A 3000 could easily beat a 2000, but could a 4000 easily beat a 3000?

Even if that is the case, and it is linear, there will be a certain level where both players are playing absolutely perfect moves. Even if the difference between 3500 and 3000 is the same as between 1000 and 1500, after say, 1000000000000000000000000000000000000000^100000000000000000, the player can't get any better =maximum rating.

True, i was just making a point that even though players were at the maximum possible rating, the game might not end in a draw because we don't know if chess is a theoretically drawn game. I understand your point about the ratings, I was just saying that it is a misconception to think that 2 players making perfect moves results in a drawn game as opposed to one side winning.

For the love of God, no, it's no linear.

It's logarithmic. A basic wiki search would tell you this.

What this means is a 1000 point difference will hardly score better than a million point difference.

It does not mean a ten thousand rated player will be nearly equal when facing a 1 million rated player. That is by definition not possible.

I agree, we don't know if perfect play is a draw.

But it very likely is.

Correct, based on what we know about chess there is probably a maximum rating (current estimates put it somewhere between 3500-4500) at which all games will be a draw, or white always wins so by alternating colors two equal top players are still gaining and losing equivalent numbers of points. A much higher rated player will lose points if they draw against a lower rated player, the system really is linear in that regard, and if you're not winning 99.7% of your games against an opponent then you cannot be 1000 points higher. 

I don't know the algorithm, but I never thought chess ability was linear. I thought it was exponential.

Not necessarily, White has that tempo, OR white could be in Zugzwang from the very beginning of the game!

exponential, logarithmic, (basically) the same thing

It's probably higher than that. There are over 10^1000000000000 possible chess GAMES. Current engines can only calculate a mere billion positions per second, a perfect payer would be able to calculate GOOGOLS of positions every move.

That is true, and I apologize for not being specific enough. The point I'm making is that the win percentage is directly correlated (linear) to the difference in rating regardless of whether that difference is between a 4000 and 3000 or between a 2000 and 1000 level player. But yes, as the difference increases the percentage of wins moves as a log function. 

I think it would be a draw. 

I wonder how they calculated that function?

I agree. I think there is the highest of chance of chess being a draw with perfect play, a less high chance of white having a winning tempo, and a low chance of white being in zugzwang from the beginning of the game.

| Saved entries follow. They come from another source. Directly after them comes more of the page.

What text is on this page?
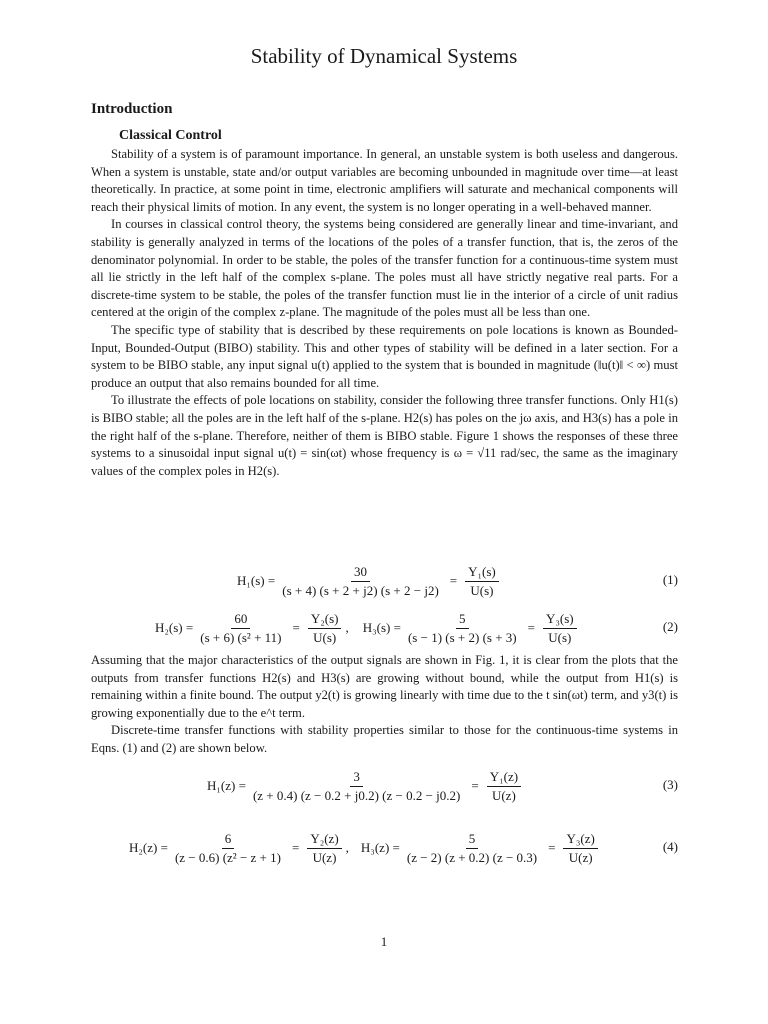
Stability of Dynamical Systems
Introduction
Classical Control

Stability of a system is of paramount importance. In general, an unstable system is both useless and dangerous. When a system is unstable, state and/or output variables are becoming unbounded in magnitude over time—at least theoretically. In practice, at some point in time, electronic amplifiers will saturate and mechanical components will reach their physical limits of motion. In any event, the system is no longer operating in a well-behaved manner.

In courses in classical control theory, the systems being considered are generally linear and time-invariant, and stability is generally analyzed in terms of the locations of the poles of a transfer function, that is, the zeros of the denominator polynomial. In order to be stable, the poles of the transfer function for a continuous-time system must all lie strictly in the left half of the complex s-plane. The poles must all have strictly negative real parts. For a discrete-time system to be stable, the poles of the transfer function must lie in the interior of a circle of unit radius centered at the origin of the complex z-plane. The magnitude of the poles must all be less than one.

The specific type of stability that is described by these requirements on pole locations is known as Bounded-Input, Bounded-Output (BIBO) stability. This and other types of stability will be defined in a later section. For a system to be BIBO stable, any input signal u(t) applied to the system that is bounded in magnitude (‖u(t)‖ < ∞) must produce an output that also remains bounded for all time.

To illustrate the effects of pole locations on stability, consider the following three transfer functions. Only H1(s) is BIBO stable; all the poles are in the left half of the s-plane. H2(s) has poles on the jω axis, and H3(s) has a pole in the right half of the s-plane. Therefore, neither of them is BIBO stable. Figure 1 shows the responses of these three systems to a sinusoidal input signal u(t) = sin(ωt) whose frequency is ω = √11 rad/sec, the same as the imaginary values of the complex poles in H2(s).

$H_1(s) = \frac{30}{(s + 4) (s + 2 + j2) (s + 2 - j2)} = \frac{\text{Y₁(s)}}{U(s)}$	(1)
$H_2(s) = \frac{60}{\text{(s + 6) (s² + 11)}} = \frac{\text{Y₂(s)}}{U(s)}$ , $H_3(s) = \frac{5}{(s - 1) (s + 2) (s + 3)} = \frac{\text{Y₃(s)}}{U(s)}$	(2)

Assuming that the major characteristics of the output signals are shown in Fig. 1, it is clear from the plots that the outputs from transfer functions H2(s) and H3(s) are growing without bound, while the output from H1(s) is remaining within a finite bound. The output y2(t) is growing linearly with time due to the t sin(ωt) term, and y3(t) is growing exponentially due to the e^t term.

Discrete-time transfer functions with stability properties similar to those for the continuous-time systems in Eqns. (1) and (2) are shown below.

$H_1(z) = \frac{3}{(z + 0.4) (z - 0.2 + j0.2) (z - 0.2 - j0.2)} = \frac{\text{Y₁(z)}}{U(z)}$	(3)
$H_2(z) = \frac{6}{\text{(z − 0.6) (z² − z + 1)}} = \frac{\text{Y₂(z)}}{U(z)}$ , $H_3(z) = \frac{5}{(z - 2) (z + 0.2) (z - 0.3)} = \frac{\text{Y₃(z)}}{U(z)}$	(4)
1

http://www.glicko.net/glicko/glicko.pdf

Read that if you want the full technical explanation of how the rating system works. The function is defined so that there can be unlimited players added into a game environment, and those who keep winning will continue to increase their score relative to everyone else. This function also allows the calculation of the table from page 3 of this thread, which shows that win percentages increase on a logarithmic scale based on rating differences, but remain constant regardless of where in the overall scale that difference is found. 

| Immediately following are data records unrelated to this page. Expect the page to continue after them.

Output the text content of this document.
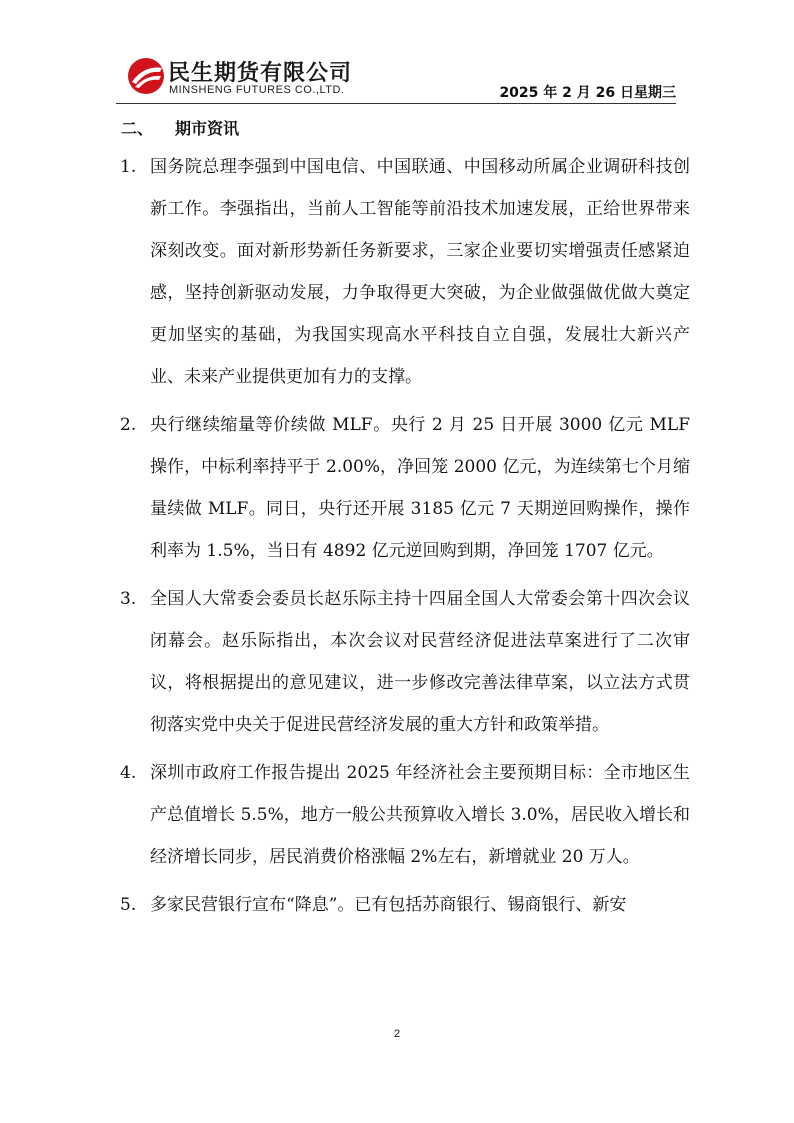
民生期货有限公司
MINSHENG FUTURES CO.,LTD.	2025 年 2 月 26 日星期三
二、 期市资讯
1. 国务院总理李强到中国电信、中国联通、中国移动所属企业调研科技创新工作。李强指出，当前人工智能等前沿技术加速发展，正给世界带来深刻改变。面对新形势新任务新要求，三家企业要切实增强责任感紧迫感，坚持创新驱动发展，力争取得更大突破，为企业做强做优做大奠定更加坚实的基础，为我国实现高水平科技自立自强，发展壮大新兴产业、未来产业提供更加有力的支撑。
2. 央行继续缩量等价续做 MLF。央行 2 月 25 日开展 3000 亿元 MLF 操作，中标利率持平于 2.00%，净回笼 2000 亿元，为连续第七个月缩量续做 MLF。同日，央行还开展 3185 亿元 7 天期逆回购操作，操作利率为 1.5%，当日有 4892 亿元逆回购到期，净回笼 1707 亿元。
3. 全国人大常委会委员长赵乐际主持十四届全国人大常委会第十四次会议闭幕会。赵乐际指出，本次会议对民营经济促进法草案进行了二次审议，将根据提出的意见建议，进一步修改完善法律草案，以立法方式贯彻落实党中央关于促进民营经济发展的重大方针和政策举措。
4. 深圳市政府工作报告提出 2025 年经济社会主要预期目标：全市地区生产总值增长 5.5%，地方一般公共预算收入增长 3.0%，居民收入增长和经济增长同步，居民消费价格涨幅 2%左右，新增就业 20 万人。
5. 多家民营银行宣布“降息”。已有包括苏商银行、锡商银行、新安
2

Got it. Also, does it make much of a difference if you rate a person after a cumulative tournament of 6-7 games then if you rate them after each individual game?

It makes some, look up 'live ratings' for the top 10 players in the world and you'll see their current estimated strength is often off by up to 10 points from their current rating. And if you follow tournament results as they're posted on this site you'll almost always see a 'performance' rating, which can swing pretty wildly if players are having really good or bad games. This is smoothed out by the way players ratings are adjusted relative to each other after the tournament. 

In other words, is rating people after each individual game commutative with rating them after every X number of games? I'm too lazy to do the math.

Similar, but not exactly the same. The way tournament ratings are calculated effectively change your rating relative to the post-tournament rating of your opponents, so say you beat an opponent rated 800, but they had a great tournament and gained 100 points, your rating after the tournament would be adjusted as though you beat them when they were rated 900. This also gets into provisional ratings and glicko numbers, which allow for larger gains and losses of rating points for players who haven't played a lot of rated games and therefore their ratings are regarded as less certain so they can swing more widely and will impact your rating less than someone who has played thousands of games and can be pretty confident where their rating falls. 

I get the difference. It's more of about average than accuracy in tournament ratings. How do they keep track of all this. They must have one hell of a computer program!

I should also note that while the glicko system I referenced earlier is the basis for the chess rating systems, and the basic facts about relative strengths are the same, the exact implementation can vary whether you're talking about FIDE, USCF, or chess.com. The exact ratings also are highly dependent on the number of people in the system, what the 'average' rating assigned to a beginner is, and who those people are. So someone may be 2100 USCF but only 2000 FIDE because they're being rated against different players, but they'll still beat a 1100 USCF player as easily as they'll beat a 1000 FIDE player.